The birth of the eastern version of the EU is proving difficult and has been marred by several nasty rows over duties, like the so called "dairy war" earlier this year, when Russia banned Belarusian dairy imports for a few months. But trade is to Minsk what oil is to Russia, and the Customs Union, if it can be made to work, could be a huge boon for the country. For example, the streets of Minsk are filling up with American cars: the fall of the dollar against the euro means that the cost of second-hand US cars are 40% cheaper than their European peers, and with the cost of shipping old cars across the Atlantic around $1,300 per unit (and another $1,000 for import duties), it is still cheaper to buy American than European cars. The Belarusian car business is already spilling over into Russia; the duties on importing cars to Russia can run to 100% the value of the car, but the border between Russia and Belarus is effectively open now, so Belarusian licence plates are an increasingly common sight on the streets of Moscow. No one is sure how big the business is (because there are no border guards anymore), but some analysts believe it is already in the billions of dollars.

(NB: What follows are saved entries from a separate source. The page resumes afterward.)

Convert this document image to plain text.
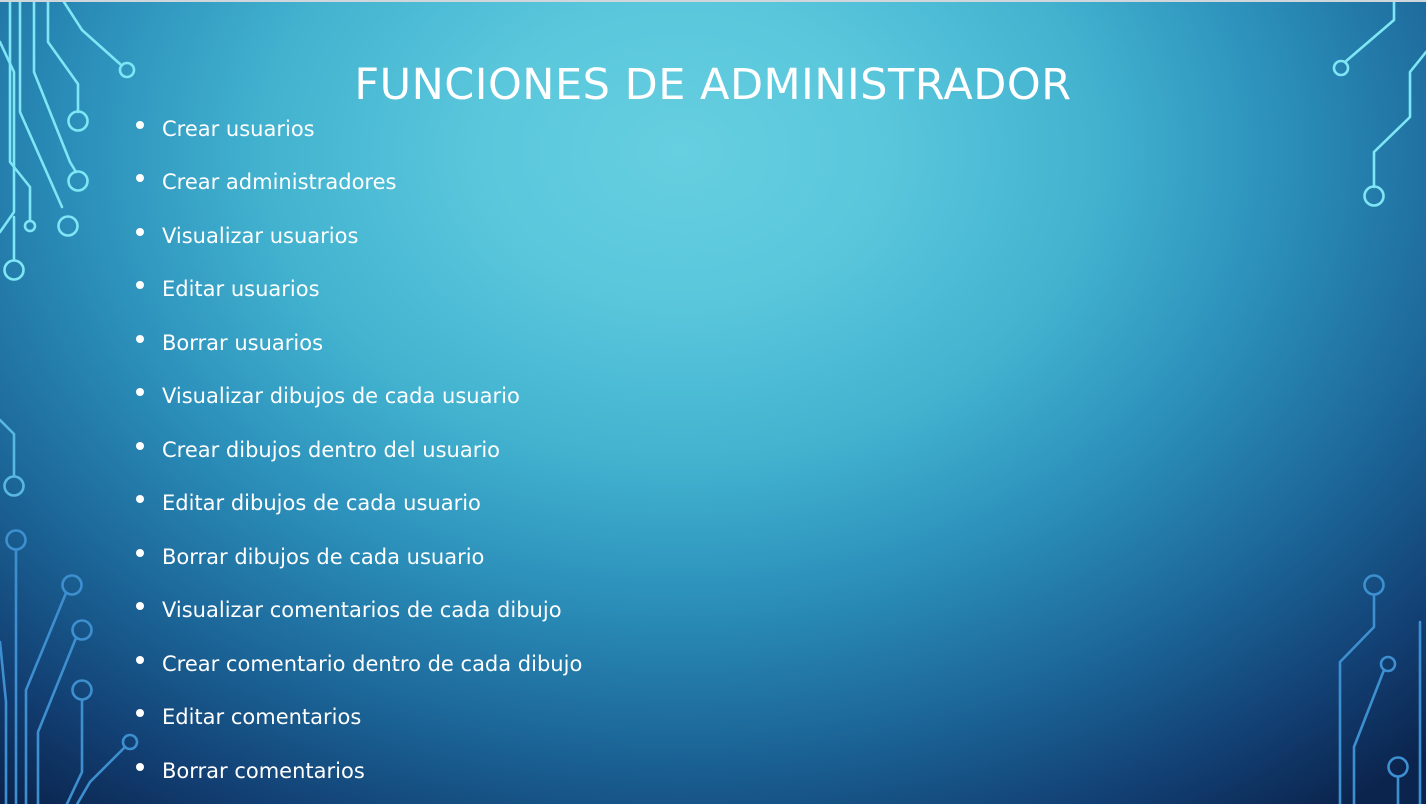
FUNCIONES DE ADMINISTRADOR
Crear usuarios
Crear administradores
Visualizar usuarios
Editar usuarios
Borrar usuarios
Visualizar dibujos de cada usuario
Crear dibujos dentro del usuario
Editar dibujos de cada usuario
Borrar dibujos de cada usuario
Visualizar comentarios de cada dibujo
Crear comentario dentro de cada dibujo
Editar comentarios
Borrar comentarios
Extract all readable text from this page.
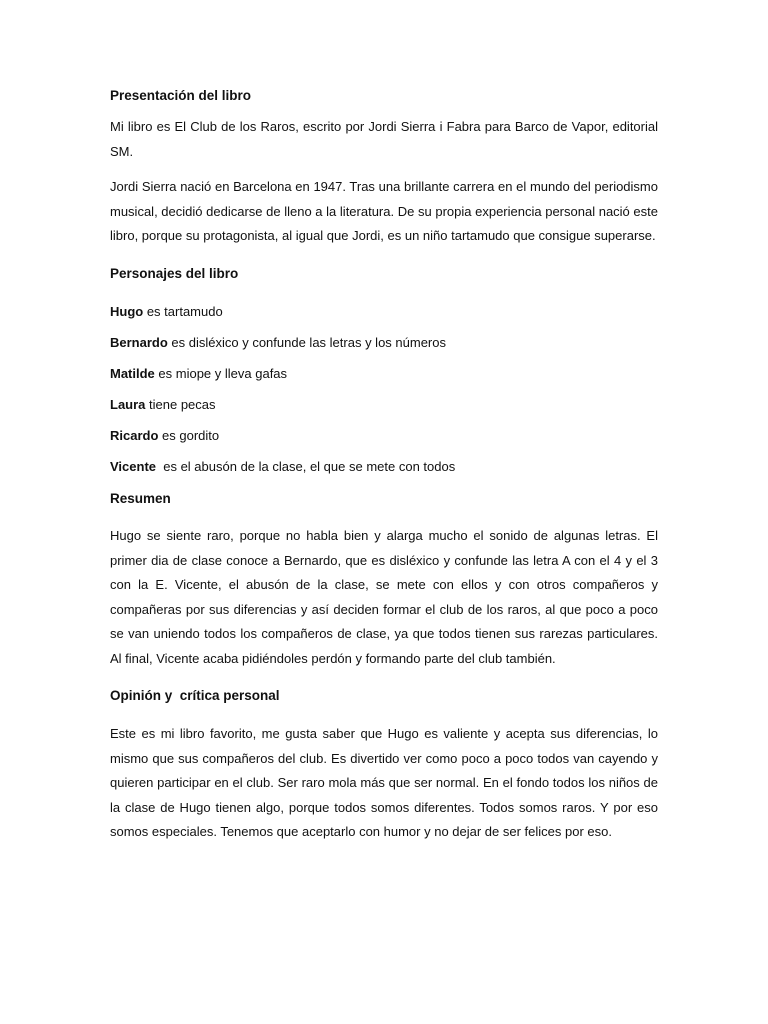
Presentación del libro
Mi libro es El Club de los Raros, escrito por Jordi Sierra i Fabra para Barco de Vapor, editorial SM.
Jordi Sierra nació en Barcelona en 1947. Tras una brillante carrera en el mundo del periodismo musical, decidió dedicarse de lleno a la literatura. De su propia experiencia personal nació este libro, porque su protagonista, al igual que Jordi, es un niño tartamudo que consigue superarse.
Personajes del libro
Hugo es tartamudo
Bernardo es disléxico y confunde las letras y los números
Matilde es miope y lleva gafas
Laura tiene pecas
Ricardo es gordito
Vicente  es el abusón de la clase, el que se mete con todos
Resumen
Hugo se siente raro, porque no habla bien y alarga mucho el sonido de algunas letras. El primer dia de clase conoce a Bernardo, que es disléxico y confunde las letra A con el 4 y el 3 con la E. Vicente, el abusón de la clase, se mete con ellos y con otros compañeros y compañeras por sus diferencias y así deciden formar el club de los raros, al que poco a poco se van uniendo todos los compañeros de clase, ya que todos tienen sus rarezas particulares. Al final, Vicente acaba pidiéndoles perdón y formando parte del club también.
Opinión y  crítica personal
Este es mi libro favorito, me gusta saber que Hugo es valiente y acepta sus diferencias, lo mismo que sus compañeros del club. Es divertido ver como poco a poco todos van cayendo y quieren participar en el club. Ser raro mola más que ser normal. En el fondo todos los niños de la clase de Hugo tienen algo, porque todos somos diferentes. Todos somos raros. Y por eso somos especiales. Tenemos que aceptarlo con humor y no dejar de ser felices por eso.
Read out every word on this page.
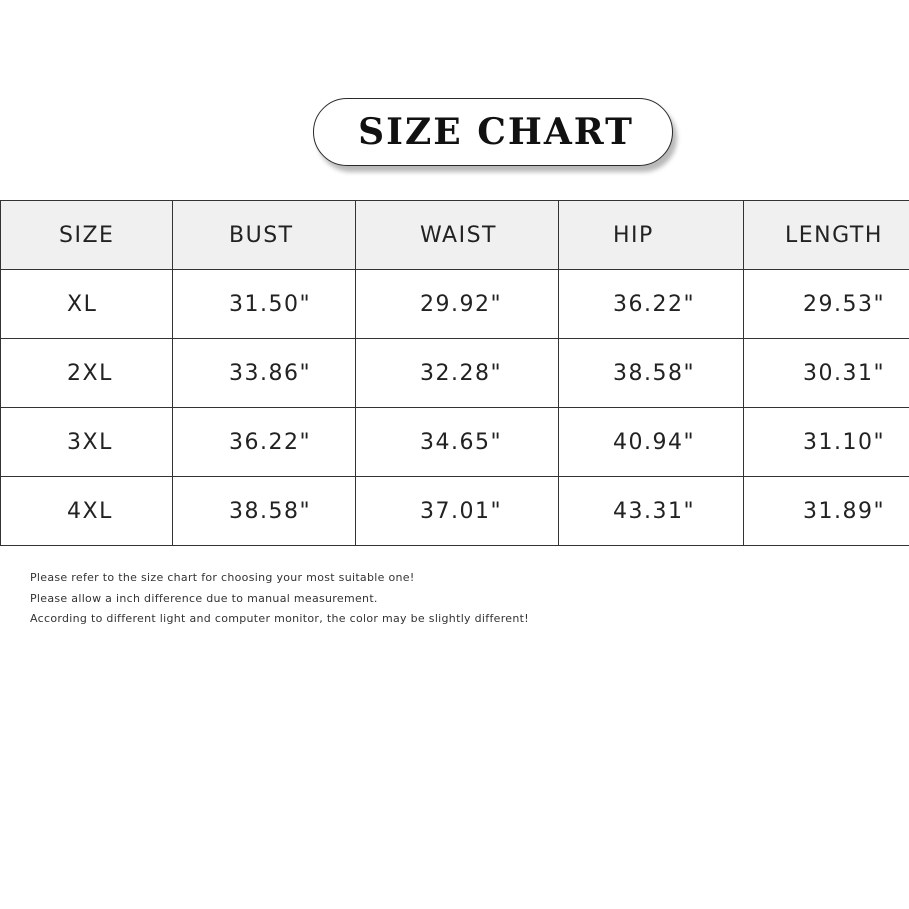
SIZE CHART
SIZE	BUST	WAIST	HIP	LENGTH
XL	31.50"	29.92"	36.22"	29.53"
2XL	33.86"	32.28"	38.58"	30.31"
3XL	36.22"	34.65"	40.94"	31.10"
4XL	38.58"	37.01"	43.31"	31.89"
Please refer to the size chart for choosing your most suitable one!
Please allow a inch difference due to manual measurement.
According to different light and computer monitor, the color may be slightly different!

And Minsk is pushing this line hard. Sidorsky also profiled a new $500m logistics centre in the town of Orsha that is to be a terminus for Asian exports running over Russia and Belarusian railways on its way to Europe. Work has already started on the hub and following the president's visit to China two months ago, relations with Asia are flourishing; the Chinese are also looking at Belarus as a production platform aimed at Europe, and have already committed $1bn towards production this year.
The fact of the conference is a clear indication that Belarus wants to integrate more closely with Europe. Last year, the government boasted that it was one of the fastest reformers in the world according to the World Bank and this year is ranked at number 68 (slipping four places from 2010) out of 180 countries in its "Doing Business" survey. Likewise, the state controls 40% of the economy, but the non-state sector now comprises 42% after rapidly growing its share in recent years, according to the World Bank's International Finance Corporation arm. "The rankings [in the Doing Business survey] are an indicator of change, but what is more important is the aspiration of [the Belarusian government] to be in the top 30 [easiest places to do business] in the world - that is more important than the ranking," says Rufat Alimardanov, country manager for the IFC in Belarus.